There are six general steps involved in creating a business continuity plan:

  1. Identify the scope of the plan.
  2. Identify key business areas.
  3. Identify critical functions.
  4. Identify dependencies between various business areas and functions.
  5. Determine acceptable downtime for each critical function.
  6. Create a plan to maintain operations.

One common business continuity planning tool is a checklist that includes supplies and equipment, the location of data backups and backup sites, where the plan is available and who should have it, and contact information for emergency responders, key personnel and backup site providers.

Remember that the disaster recovery plan is part of the business continuity plan, so check with your IT department to ensure it has or is actively developing a DR plan.

As you create your plan, consider interviewing key personnel in organizations who have gone through a disaster successfully. People generally like to share "war stories" and the steps and techniques (or clever ideas) that saved the day. Their insights could prove incredibly valuable in helping you to craft a solid business continuity plan.

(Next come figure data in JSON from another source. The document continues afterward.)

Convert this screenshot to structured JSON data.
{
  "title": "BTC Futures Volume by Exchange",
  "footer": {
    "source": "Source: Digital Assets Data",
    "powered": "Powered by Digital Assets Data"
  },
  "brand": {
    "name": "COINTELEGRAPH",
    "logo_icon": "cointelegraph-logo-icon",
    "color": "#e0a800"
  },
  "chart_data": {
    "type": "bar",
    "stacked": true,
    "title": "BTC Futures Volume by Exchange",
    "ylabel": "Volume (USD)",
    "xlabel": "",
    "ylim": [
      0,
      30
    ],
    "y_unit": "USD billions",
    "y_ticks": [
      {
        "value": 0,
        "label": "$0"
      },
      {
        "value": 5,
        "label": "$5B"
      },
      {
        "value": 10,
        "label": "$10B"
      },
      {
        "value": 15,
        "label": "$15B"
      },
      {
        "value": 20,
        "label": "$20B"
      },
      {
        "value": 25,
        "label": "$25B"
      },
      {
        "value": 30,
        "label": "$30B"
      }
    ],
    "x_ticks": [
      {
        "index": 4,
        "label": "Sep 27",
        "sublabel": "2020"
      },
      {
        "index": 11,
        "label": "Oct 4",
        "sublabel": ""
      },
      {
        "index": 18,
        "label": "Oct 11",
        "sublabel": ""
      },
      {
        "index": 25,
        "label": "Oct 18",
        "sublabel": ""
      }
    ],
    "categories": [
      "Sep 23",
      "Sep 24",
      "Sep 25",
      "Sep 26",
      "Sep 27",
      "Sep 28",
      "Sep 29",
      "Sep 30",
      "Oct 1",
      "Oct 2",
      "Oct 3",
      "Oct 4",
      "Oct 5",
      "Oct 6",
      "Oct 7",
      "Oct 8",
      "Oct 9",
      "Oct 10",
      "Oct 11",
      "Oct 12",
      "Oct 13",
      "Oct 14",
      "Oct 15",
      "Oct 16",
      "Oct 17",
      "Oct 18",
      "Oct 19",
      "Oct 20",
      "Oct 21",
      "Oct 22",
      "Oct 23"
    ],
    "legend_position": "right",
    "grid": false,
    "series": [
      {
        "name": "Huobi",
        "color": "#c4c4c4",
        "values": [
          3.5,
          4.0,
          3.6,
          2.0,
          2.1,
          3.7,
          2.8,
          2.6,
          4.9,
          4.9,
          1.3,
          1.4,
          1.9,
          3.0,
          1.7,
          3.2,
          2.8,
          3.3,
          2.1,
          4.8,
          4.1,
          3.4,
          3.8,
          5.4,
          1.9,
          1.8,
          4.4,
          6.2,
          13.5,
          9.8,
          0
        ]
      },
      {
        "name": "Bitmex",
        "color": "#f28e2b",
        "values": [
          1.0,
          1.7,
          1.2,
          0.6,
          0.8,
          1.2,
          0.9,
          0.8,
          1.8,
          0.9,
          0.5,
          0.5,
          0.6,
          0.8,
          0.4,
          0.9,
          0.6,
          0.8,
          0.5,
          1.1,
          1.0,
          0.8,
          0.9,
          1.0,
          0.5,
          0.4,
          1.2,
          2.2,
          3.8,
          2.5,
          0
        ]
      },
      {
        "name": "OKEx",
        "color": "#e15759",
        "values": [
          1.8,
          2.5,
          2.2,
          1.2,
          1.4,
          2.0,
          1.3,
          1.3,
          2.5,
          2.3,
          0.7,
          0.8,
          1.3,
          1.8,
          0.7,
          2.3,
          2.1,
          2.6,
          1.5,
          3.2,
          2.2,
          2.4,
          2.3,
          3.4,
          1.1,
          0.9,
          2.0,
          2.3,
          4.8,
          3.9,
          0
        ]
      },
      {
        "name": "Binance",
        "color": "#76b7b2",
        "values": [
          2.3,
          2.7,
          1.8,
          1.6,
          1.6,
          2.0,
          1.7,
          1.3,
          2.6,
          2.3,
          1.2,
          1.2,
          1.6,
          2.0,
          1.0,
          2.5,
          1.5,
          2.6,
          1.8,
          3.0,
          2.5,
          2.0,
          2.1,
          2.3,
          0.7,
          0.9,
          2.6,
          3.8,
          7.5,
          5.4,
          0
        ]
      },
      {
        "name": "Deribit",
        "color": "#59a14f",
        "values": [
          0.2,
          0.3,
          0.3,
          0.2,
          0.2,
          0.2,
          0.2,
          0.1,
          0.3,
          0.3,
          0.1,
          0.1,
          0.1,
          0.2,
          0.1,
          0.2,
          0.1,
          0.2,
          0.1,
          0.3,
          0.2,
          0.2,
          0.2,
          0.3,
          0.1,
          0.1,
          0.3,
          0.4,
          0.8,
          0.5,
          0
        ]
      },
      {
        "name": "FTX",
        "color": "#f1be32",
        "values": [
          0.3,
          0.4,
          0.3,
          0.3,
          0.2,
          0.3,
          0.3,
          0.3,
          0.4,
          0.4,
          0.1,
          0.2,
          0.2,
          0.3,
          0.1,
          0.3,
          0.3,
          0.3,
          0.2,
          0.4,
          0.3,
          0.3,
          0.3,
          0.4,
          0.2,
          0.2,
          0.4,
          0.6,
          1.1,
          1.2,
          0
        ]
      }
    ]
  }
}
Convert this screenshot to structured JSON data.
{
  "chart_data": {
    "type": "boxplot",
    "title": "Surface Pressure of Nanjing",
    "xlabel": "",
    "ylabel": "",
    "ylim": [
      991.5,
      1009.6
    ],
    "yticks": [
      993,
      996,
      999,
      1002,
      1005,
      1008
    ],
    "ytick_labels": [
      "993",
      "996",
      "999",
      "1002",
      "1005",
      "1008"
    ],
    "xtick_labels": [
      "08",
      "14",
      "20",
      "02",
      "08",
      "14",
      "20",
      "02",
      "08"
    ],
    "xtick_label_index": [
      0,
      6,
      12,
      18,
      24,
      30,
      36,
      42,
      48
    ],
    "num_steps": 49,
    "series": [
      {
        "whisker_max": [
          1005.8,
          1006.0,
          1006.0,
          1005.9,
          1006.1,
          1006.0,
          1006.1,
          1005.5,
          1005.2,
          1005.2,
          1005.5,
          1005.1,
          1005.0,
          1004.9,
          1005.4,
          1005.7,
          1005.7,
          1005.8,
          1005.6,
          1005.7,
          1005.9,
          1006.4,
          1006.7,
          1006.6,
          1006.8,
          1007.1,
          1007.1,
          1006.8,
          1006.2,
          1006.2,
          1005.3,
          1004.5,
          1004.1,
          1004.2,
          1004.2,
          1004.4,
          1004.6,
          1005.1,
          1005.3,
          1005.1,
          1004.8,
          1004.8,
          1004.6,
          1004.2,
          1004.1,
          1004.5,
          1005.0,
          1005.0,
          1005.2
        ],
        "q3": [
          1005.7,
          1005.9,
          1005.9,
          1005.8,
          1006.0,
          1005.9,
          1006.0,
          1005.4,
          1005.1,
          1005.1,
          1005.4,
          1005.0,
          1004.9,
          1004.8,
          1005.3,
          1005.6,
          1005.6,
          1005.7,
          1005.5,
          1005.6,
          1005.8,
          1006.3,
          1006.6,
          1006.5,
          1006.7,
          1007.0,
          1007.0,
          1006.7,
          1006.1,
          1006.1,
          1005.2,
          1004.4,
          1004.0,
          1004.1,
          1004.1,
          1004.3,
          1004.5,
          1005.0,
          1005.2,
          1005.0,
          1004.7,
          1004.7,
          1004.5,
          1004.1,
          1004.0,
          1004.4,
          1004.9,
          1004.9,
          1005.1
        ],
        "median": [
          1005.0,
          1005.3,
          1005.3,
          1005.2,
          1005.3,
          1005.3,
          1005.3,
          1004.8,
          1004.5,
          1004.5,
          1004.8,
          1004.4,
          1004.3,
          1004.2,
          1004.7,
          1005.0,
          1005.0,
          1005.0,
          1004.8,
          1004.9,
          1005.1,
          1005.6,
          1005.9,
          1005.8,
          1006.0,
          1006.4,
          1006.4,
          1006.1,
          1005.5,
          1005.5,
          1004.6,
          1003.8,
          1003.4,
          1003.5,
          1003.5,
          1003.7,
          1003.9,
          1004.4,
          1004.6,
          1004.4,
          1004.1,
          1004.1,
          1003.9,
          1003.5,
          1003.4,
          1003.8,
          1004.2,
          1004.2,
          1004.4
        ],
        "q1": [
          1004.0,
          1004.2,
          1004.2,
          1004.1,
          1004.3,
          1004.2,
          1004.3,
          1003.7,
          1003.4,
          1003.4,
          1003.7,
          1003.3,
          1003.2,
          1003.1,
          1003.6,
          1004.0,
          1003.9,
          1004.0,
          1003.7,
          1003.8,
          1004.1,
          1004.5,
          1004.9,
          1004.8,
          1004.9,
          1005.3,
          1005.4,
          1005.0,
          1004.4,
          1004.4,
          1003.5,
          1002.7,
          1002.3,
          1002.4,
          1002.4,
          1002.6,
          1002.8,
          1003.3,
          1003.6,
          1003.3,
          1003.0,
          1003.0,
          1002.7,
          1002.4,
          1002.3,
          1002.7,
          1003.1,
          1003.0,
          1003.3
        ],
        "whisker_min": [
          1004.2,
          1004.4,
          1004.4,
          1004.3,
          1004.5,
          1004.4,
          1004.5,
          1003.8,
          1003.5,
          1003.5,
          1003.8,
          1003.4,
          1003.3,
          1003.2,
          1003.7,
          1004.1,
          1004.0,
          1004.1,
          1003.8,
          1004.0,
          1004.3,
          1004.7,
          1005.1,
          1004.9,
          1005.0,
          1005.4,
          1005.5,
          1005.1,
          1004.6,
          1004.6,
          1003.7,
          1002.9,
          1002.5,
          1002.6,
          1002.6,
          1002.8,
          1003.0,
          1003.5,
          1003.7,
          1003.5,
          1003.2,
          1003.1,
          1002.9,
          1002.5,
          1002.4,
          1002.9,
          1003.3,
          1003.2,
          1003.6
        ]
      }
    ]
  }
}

Then, Test Your Business Continuity Plan

You have to rigorously test a plan to know if it's complete and will fulfill its intended purpose. Many organizations test a business continuity plan two to four times a year. The schedule depends on your type of organization, the amount of turnover of key personnel and the number of business processes and IT changes that have occurred since the last round of testing.

Common tests include table-top exercises, structured walk-throughs and simulations. Test teams are usually composed of the recovery coordinator and members from each functional unit.

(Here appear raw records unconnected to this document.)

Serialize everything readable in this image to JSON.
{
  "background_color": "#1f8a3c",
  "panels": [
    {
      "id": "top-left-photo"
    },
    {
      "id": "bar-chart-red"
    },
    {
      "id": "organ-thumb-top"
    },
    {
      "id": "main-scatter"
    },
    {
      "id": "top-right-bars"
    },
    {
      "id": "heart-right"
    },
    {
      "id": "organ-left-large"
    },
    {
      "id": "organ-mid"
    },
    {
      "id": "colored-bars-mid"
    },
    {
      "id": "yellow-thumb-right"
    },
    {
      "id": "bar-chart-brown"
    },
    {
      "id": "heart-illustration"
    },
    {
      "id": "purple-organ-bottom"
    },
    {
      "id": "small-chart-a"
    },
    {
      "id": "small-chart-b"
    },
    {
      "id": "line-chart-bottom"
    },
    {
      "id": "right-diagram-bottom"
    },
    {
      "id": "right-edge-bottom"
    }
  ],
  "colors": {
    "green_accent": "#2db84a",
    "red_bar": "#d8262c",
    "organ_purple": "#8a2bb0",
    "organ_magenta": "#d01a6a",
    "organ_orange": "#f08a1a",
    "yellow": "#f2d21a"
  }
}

A table-top exercise usually occurs in a conference room with the team poring over the plan, looking for gaps and ensuring that all business units are represented therein.

In a structured walk-through, each team member walks through his or components of the plan in detail to identify weaknesses. Often, the team works through the test with a specific disaster in mind. Some organizations incorporate drills and disaster role-playing into the structured walk-through. Any weaknesses should be corrected and an updated plan distributed to all pertinent staff.

It's also a good idea to conduct a full emergency evacuation drill at least once a year. This type of test lets you determine if you need to make special arrangements to evacuate staff members who have physical limitations.

Lastly, disaster simulation testing can be quite involved and should be performed annually. For this test, create an environment that simulates an actual disaster, with all the equipment, supplies, and personnel (including business partners and vendors) who would be needed. The purpose of a simulation is to determine if you can carry out critical business functions during the event.